Governo confirma demarcação de terra dos muras próximo a Manaus

Ao todo, foram oficializadas a demarcação de dez territórios durante o Dia dos Povos Indígenas na CO-P30

Publicado em: 17/11/2025 às 19:34 | Atualizado em: 17/11/2025 às 19:49

O governo federal anunciou nesta segunda-feira (17), durante o Dia dos Povos Indígenas na COP-30, a demarcação de terras indígenas no Amazonas, como a do povo Mura, e em outras regiões do país.

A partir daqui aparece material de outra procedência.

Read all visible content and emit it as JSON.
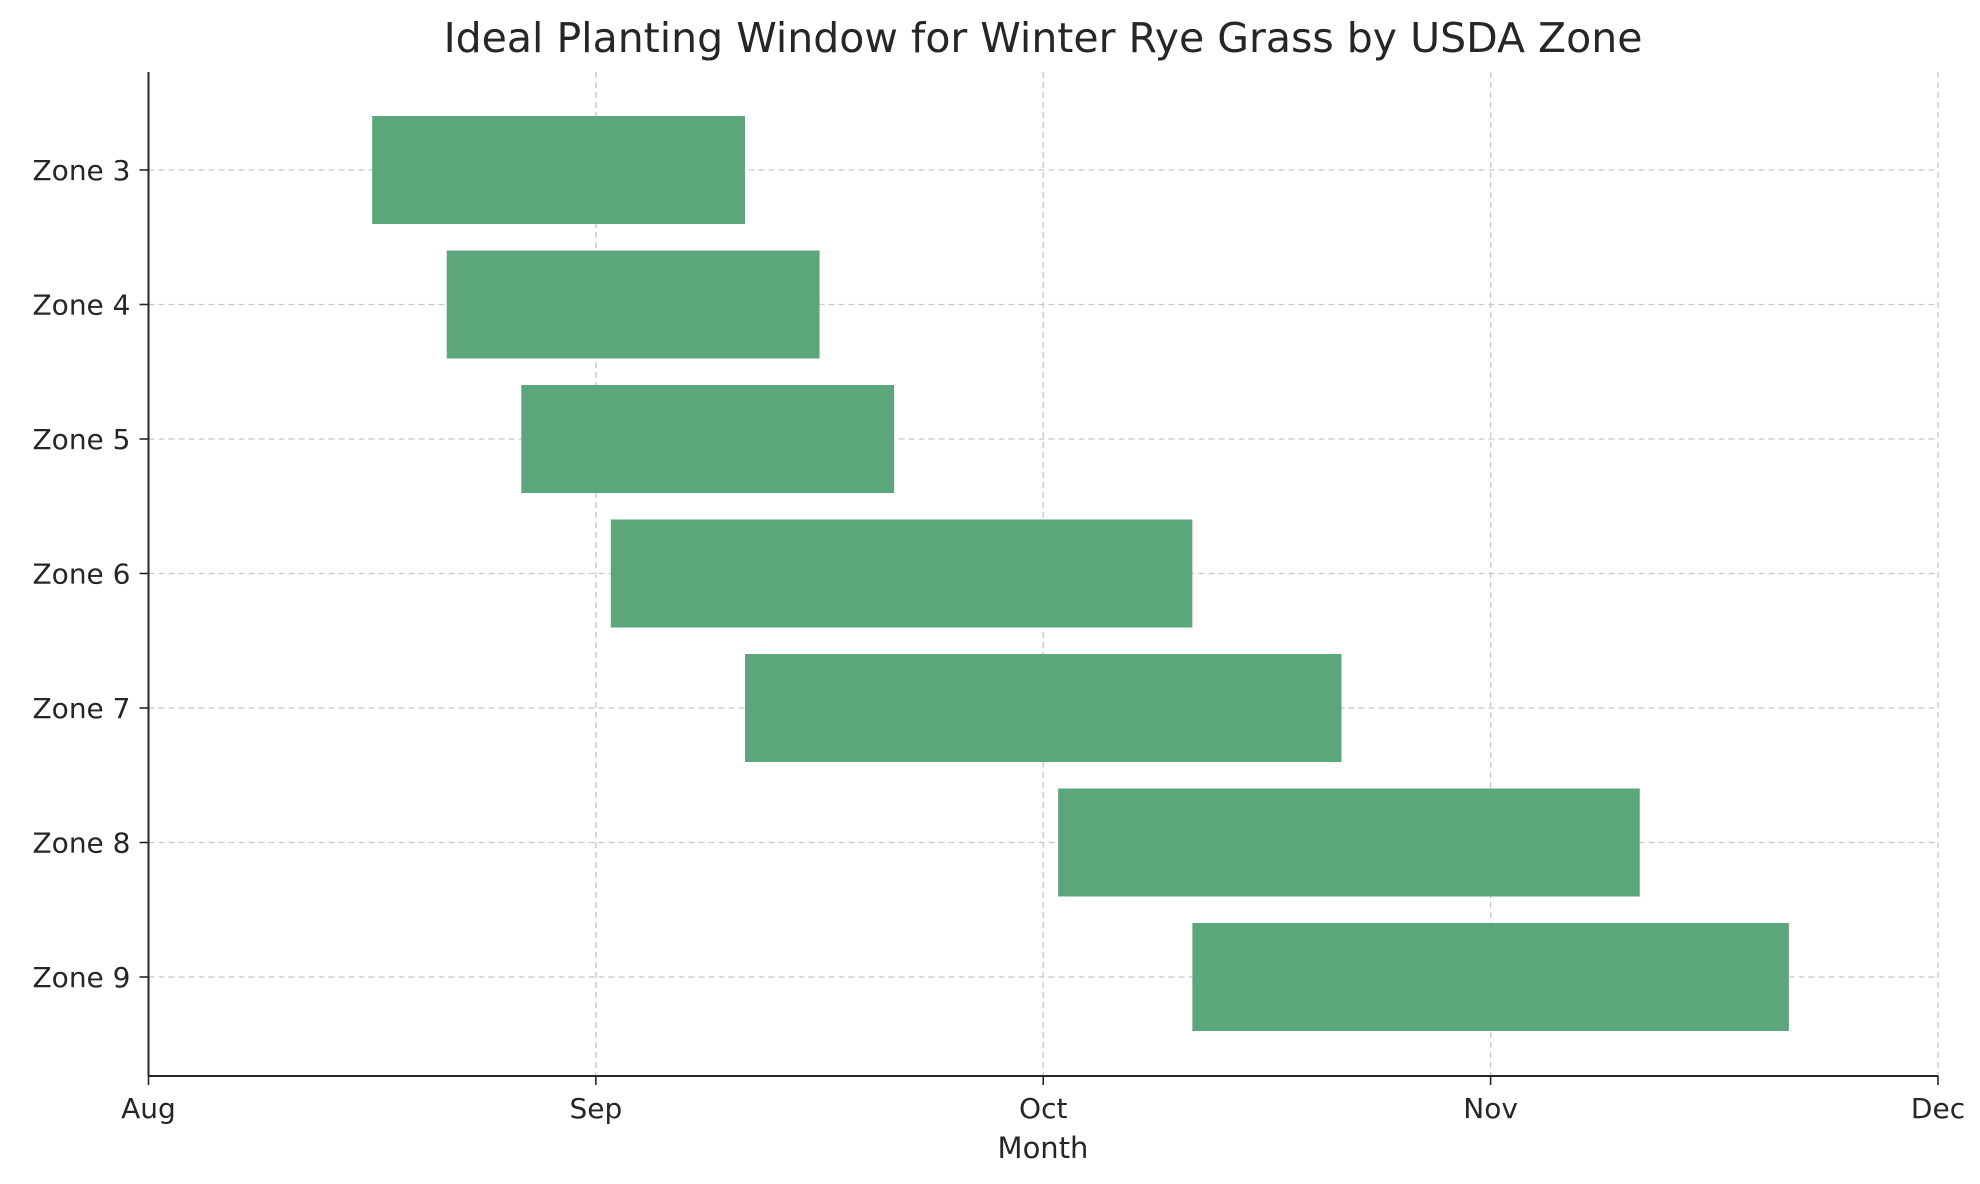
{
  "chart_data": {
    "type": "bar",
    "orientation": "horizontal",
    "title": "Ideal Planting Window for Winter Rye Grass by USDA Zone",
    "xlabel": "Month",
    "ylabel": "",
    "x_unit": "days after Aug 1 (30-day months)",
    "xlim": [
      0,
      120
    ],
    "x_ticks": [
      0,
      30,
      60,
      90,
      120
    ],
    "x_tick_labels": [
      "Aug",
      "Sep",
      "Oct",
      "Nov",
      "Dec"
    ],
    "categories": [
      "Zone 3",
      "Zone 4",
      "Zone 5",
      "Zone 6",
      "Zone 7",
      "Zone 8",
      "Zone 9"
    ],
    "start": [
      15,
      20,
      25,
      31,
      40,
      61,
      70
    ],
    "end": [
      40,
      45,
      50,
      70,
      80,
      100,
      110
    ],
    "grid": true,
    "legend": "none",
    "bar_color": "#5ba67b"
  }
}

No estado, nos municípios de Careiro do Castanho e de Manaquiri, se encontram as terras indígenas Vista Alegre, habitada pelos muras. A área reconhecida pela portaria conta com 13.206 hectares.

Em 2008, a população indígena era de 160 pessoas. Há sobreposição parcial com o Projeto Agroextrativista Castanho, do Instituto Nacional de Colonização e Reforma Agrária (Incra). O território também abriga 39 ocupações não indígenas.

Ao todo, a medida, assinada pelo ministro da Justiça e Segurança Pública, Ricardo Lewandowski, inclui a demarcação de dez terras indígenas em diferentes regiões do país.

As portarias foram assinadas em parceria com o Ministério dos Povos Indígenas, e marcam a retomada do processo de reconhecimento territorial após seis anos de paralisação.

Entre os territórios, está o Tupinambá de Olivença (BA), cuja demarcação havia sido prometida durante a devolução do Manto dos Tupinambá, peça sagrada repatriada da Dinamarca em 2024.

As novas áreas contemplam povos Tupinambá, Pataxó, Guarani-Kaiowá, Munduruku, Pankará e Guarani-Mbya, distribuídos nos estados da Bahia, Mato Grosso do Sul, Pará, Pernambuco, Paraná e São Paulo.

As demarcações incluem os territórios Comexatiba/Cahy-Pequi (BA), Ypoi Triunfo (MS), Sawre Ba’pim (PA), Pankará da Serra do Arapuá (PE), Sambaqui (PR), Ka’aguy Hovy, Pakurity e Ka’aguy Mirim (SP).

Juntas, essas áreas vão de pequenas extensões, como Sambaqui (2.798 ha), a grandes territórios, como Sawre Ba’pim (150.330 ha).

Segundo o governo, as portarias representam etapa essencial para garantir segurança jurídica e proteção territorial, restando ao presidente da República a homologação final.

Com esses atos, sobe para 21 o número de terras indígenas reconhecidas desde 2024 — após um período sem demarcações desde 2018.

Estudos de organizações indígenas e ambientais apontam que a ampliação das áreas protegidas pode evitar até 20% do desmatamento adicional e reduzir em 26% as emissões de carbono até 2030, o que reforça a importância das demarcações no contexto da agenda climática debatida na COP-30.